MPN occur sporadically in most cases. However, familial clustering of BCR-ABL-negative MPN has been reported, with a 5- to 7-fold increased MPN risk among first-degree relatives of MPN patients . Research into the mechanisms underlying predisposition to MPN have discovered candidate genetic variants, which segregate into 1 of the following categories: rare genetic variants, found in a small number of families with a high penetrance for disease, or common variants that are prevalent in the population and result in a small increased risk to develop MPN. Two models through which germline variation may increase MPN incidence were suggested : DNA hypermutability, in which certain genetic variants/haplotypes are genetically unstable and predispose to an increased somatic mutation rate, and permissive genetic background, where acquired mutations could have survival advantage in a certain milieu.

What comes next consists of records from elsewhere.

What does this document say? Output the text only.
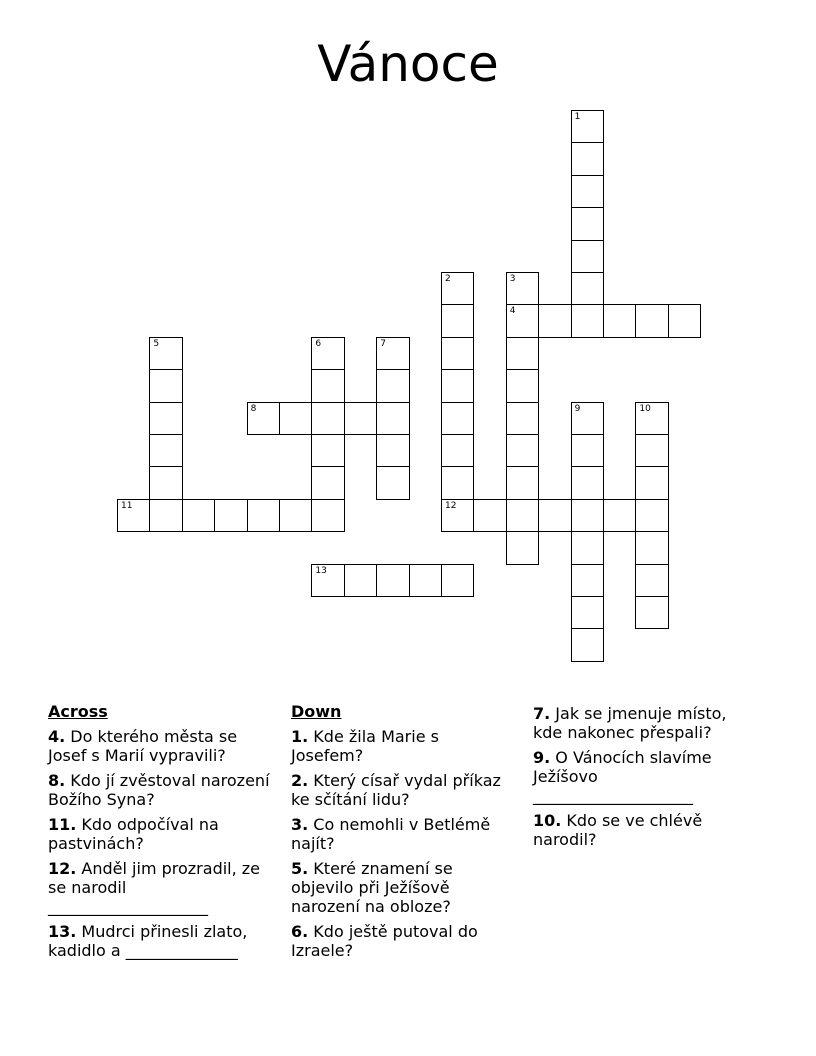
Vánoce
1
2
12
3
4
5	6	7
8	9	10
11
13
Across
4. Do kterého města se Josef s Marií vypravili?
8. Kdo jí zvěstoval narození Božího Syna?
11. Kdo odpočíval na pastvinách?
12. Anděl jim prozradil, ze se narodil ____________________
13. Mudrci přinesli zlato, kadidlo a ______________
Down
1. Kde žila Marie s Josefem?
2. Který císař vydal příkaz ke sčítání lidu?
3. Co nemohli v Betlémě najít?
5. Které znamení se objevilo při Ježíšově narození na obloze?
6. Kdo ještě putoval do Izraele?
7. Jak se jmenuje místo, kde nakonec přespali?
9. O Vánocích slavíme Ježíšovo ____________________
10. Kdo se ve chlévě narodil?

In the last issue of Acta Haematologica, Andersen et al.  reported on the prevalence of MPN in twin pairs from the Danish Twin Registry. In 140 identified twin pairs with a diagnosis of MPN and known zygosity status, 3 monozygotic twin pairs had a concordant MPN diagnosis, i.e., MPN was diagnosed in both twins, and all dizygotic twin pairs had a discordant MPN diagnosis. This translated into a significant difference in the concordance rate for monozygotic compared to dizygotic twins of 15% (95% CI, 0.059; 0.31) and 0% (95% CI, 0; 0.035), respectively (p = 0.016). The mean age at the time of diagnosis was 64.5 years for the discordant twins and 75.4 years for the concordant twins, similar to the age at diagnosis in the general population, in which the incidence of MPN increases with age. While derived from a large twin registry database including more than 86,000 Danish twin pairs, some limitations of this paper are the lack of data on specific MPN diagnoses and the very limited number of MPN twin cases included in the final analysis.
This paper provides additional support of the theory that MPN develops over many years in a permissive germline genetic background.